5.2) For decades, some of his feeders’ funds made millions thanks to Madoff. They wanted to keep going!

5.3) Despite losing their principal (money deposited in the fund), some of his early clients often received and spent 3-4 times the investment amount.  As such, those early investors of the Ponzi scheme who did not re-invest all their profits into Madoff’s fund made money out of it.

5.4) There are claims that some of his biggest four clients and “friends” with who he had unique relations played Madoff by depositing money in the fund for very high returns (up to 950%!). They were ultimately sponsoring and keeping the Ponzi Scheme alive during times of crisis while safely withdrawing money and immense profits afterward. Jiffy Picower was Maddof’s mystery man, accused of being the largest beneficiary of the biggest financial crime in U.S6 Biggest Market Scams history.

6) The SEC (The Securities and Exchange Commission –  a U.S. government oversight agency responsible for regulating the securities markets and protecting investors) completely failed its supervisory duties, despite several opportunities and ref glad reported by external journalists and investigators.

Why did he do it?

It is challenging to reach a clear understanding of why Madoff carried out the scheme at all. “I had more than enough money to support any of my lifestyle and my family’s lifestyle. I didn’t need to do this for that,” he once reported, adding, “I don’t know why.”

Indeed, for a long period, the legit business was lucrative, and Madoff could have earned the Wall Street elites’ respect solely as a market maker and electronic trading pioneer. However, it was also discovered that in the last years of operation, the market maker was working at a loss due to higher competition and high overhead costs (too many employees and wild expenditures).
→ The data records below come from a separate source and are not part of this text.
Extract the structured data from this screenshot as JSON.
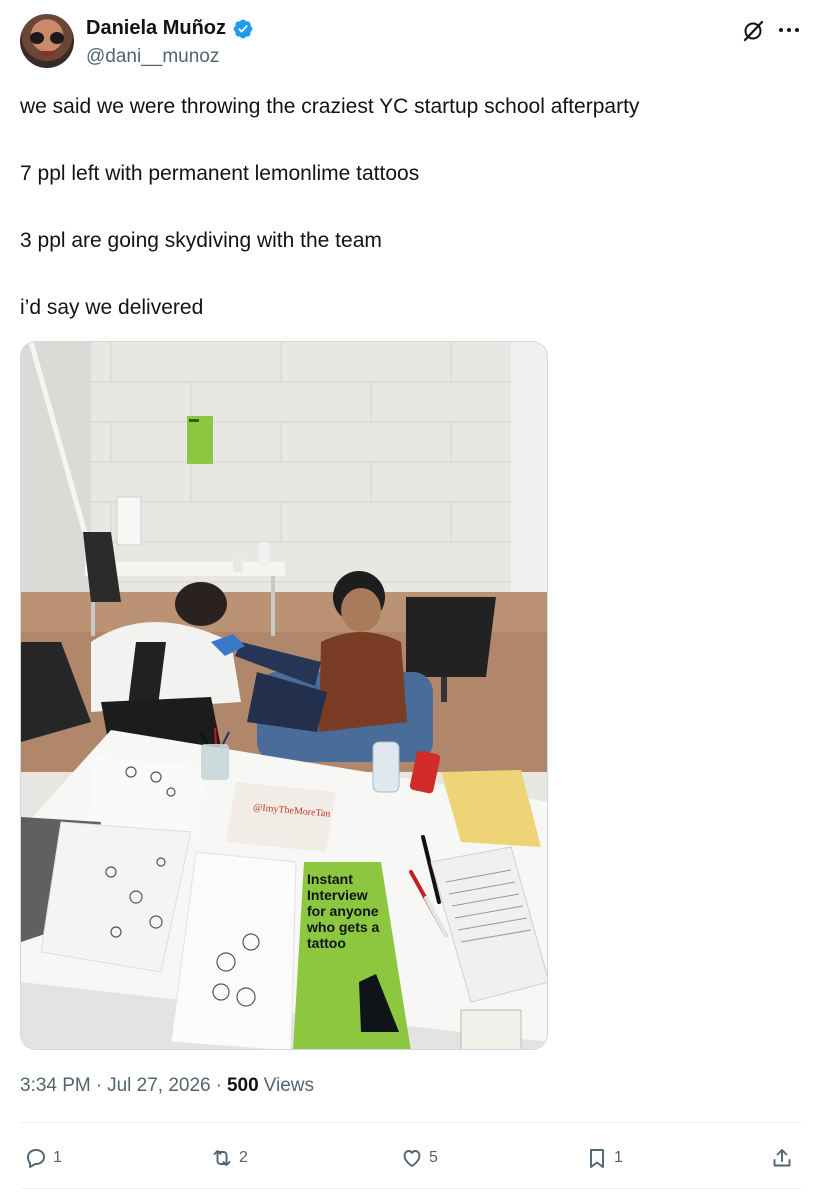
{
  "author": {
    "display_name": "Daniela Muñoz",
    "handle": "@dani__munoz",
    "verified": true
  },
  "tweet": {
    "lines": [
      "we said we were throwing the craziest YC startup school afterparty",
      "7 ppl left with permanent lemonlime tattoos",
      "3 ppl are going skydiving with the team",
      "i’d say we delivered"
    ],
    "time": "3:34 PM",
    "date": "Jul 27, 2026",
    "separator": "·",
    "views_count": "500",
    "views_label": "Views"
  },
  "media": {
    "poster_text": [
      "Instant",
      "Interview",
      "for anyone",
      "who gets a",
      "tattoo"
    ],
    "paper_handle": "@ImyTheMoreTan",
    "sticker_text": "Instant Interview for anyone who gets a tattoo"
  },
  "actions": {
    "replies": "1",
    "reposts": "2",
    "likes": "5",
    "bookmarks": "1"
  },
  "colors": {
    "text_primary": "#0f1419",
    "text_secondary": "#536471",
    "verified_blue": "#1d9bf0",
    "poster_green": "#8dc63f",
    "divider": "#eff3f4"
  }
}
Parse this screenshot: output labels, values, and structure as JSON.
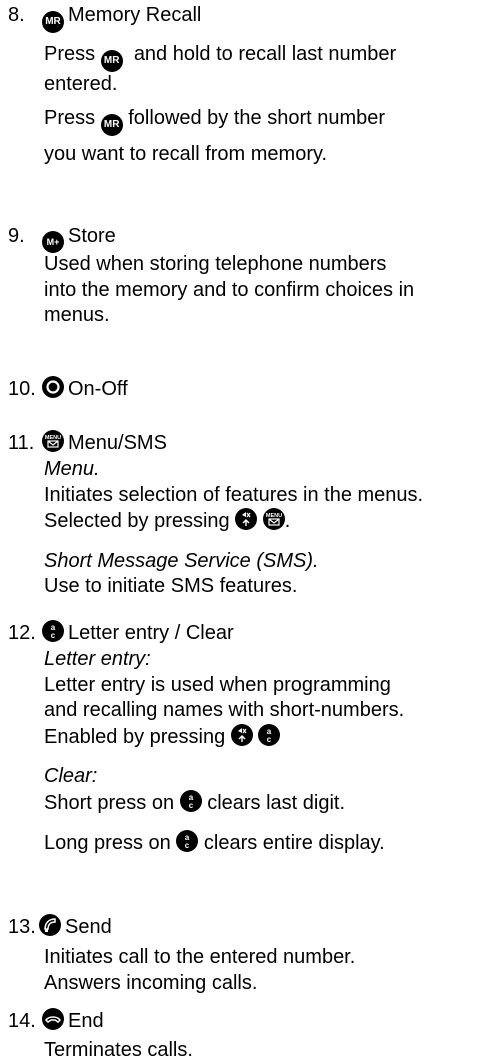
{
  "items": [
    {
      "number": "8.",
      "icon": "mr-key-icon",
      "icon_label": "MR",
      "title": "Memory Recall",
      "para1_a": "Press",
      "para1_b": "and hold to recall last number",
      "para1_c": "entered.",
      "para2_a": "Press",
      "para2_b": "followed by the short number",
      "para2_c": "you want  to recall from memory."
    },
    {
      "number": "9.",
      "icon": "m-plus-key-icon",
      "icon_label": "M+",
      "title": "Store",
      "line1": "Used when storing telephone numbers",
      "line2": "into the memory and to confirm choices in",
      "line3": "menus."
    },
    {
      "number": "10.",
      "icon": "power-key-icon",
      "title": "On-Off"
    },
    {
      "number": "11.",
      "icon": "menu-key-icon",
      "icon_label": "MENU",
      "title": "Menu/SMS",
      "sub1": "Menu.",
      "line1": "Initiates selection of features in the menus.",
      "line2": "Selected by pressing",
      "line2_end": ".",
      "sub2": "Short Message Service (SMS).",
      "line3": "Use to initiate SMS features."
    },
    {
      "number": "12.",
      "icon": "letter-clear-key-icon",
      "icon_label": "a c",
      "title": "Letter entry / Clear",
      "sub1": "Letter entry:",
      "line1": "Letter entry is used when programming",
      "line2": "and recalling names with short-numbers.",
      "line3": "Enabled by pressing",
      "sub2": "Clear:",
      "short_a": "Short press on",
      "short_b": "clears last digit.",
      "long_a": "Long press on",
      "long_b": "clears entire display."
    },
    {
      "number": "13.",
      "icon": "send-key-icon",
      "title": "Send",
      "line1": "Initiates call to the entered number.",
      "line2": "Answers incoming calls."
    },
    {
      "number": "14.",
      "icon": "end-key-icon",
      "title": "End",
      "line1": "Terminates calls."
    }
  ]
}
Madoff arrived to shift 800 million USD from the scheme to pretend the legit business was still profitable.

“I just allowed myself to be talked into something, and that’s my fault,” he said, without making it clear who talked him into it. “I thought I could extricate myself after some time. I thought it would be a very short period, but I just couldn’t.”

Madoff’s relationship with the Big Four—Carl Shapiro, Jeffry Picower, Stanley Chais, and Norm Levy might have added extra motivation. The Madoff scheme netted them hundreds of millions of dollars each: “Everybody was greedy, everybody wanted to go on, and I just went along with it,” Madoff said.

For the individual investor, there is a lot to learn from Bernie’s scheme:

Investors were eager to find the holy grail of good and safe returns without volatility or risk. However:

1) An equity portfolio with stable returns makes no financial sense. Markets have cycles. It comes with the territory. If someone promises you safe and stable returns, it is a scam!

2) If you look for returns higher than the S&P500 – the most common market benchmark – try to understand the risk profile and characteristics of the Investment proposal. If it is too good to be true, it is probably too good!

3) Financial scholars theorised that Mr Madoff’s Ponzi scheme lasted so long because it had appealed more to his clients’ fears than to their greed. You can lose a lot not only out of greed but also out of unrealistic security and safety.

4) Diversify your investments. It does not matter how old or prestigious the bank is or how popular the money manager is. Don’t put all your eggs in one basket.

5) If you don’t understand the investment, don’t invest. If you don’t know the game and the players, learn it quickly or run away. As Warren Buffett and a million other card players have said,

If you can’t find the sucker at the table, you’re it.”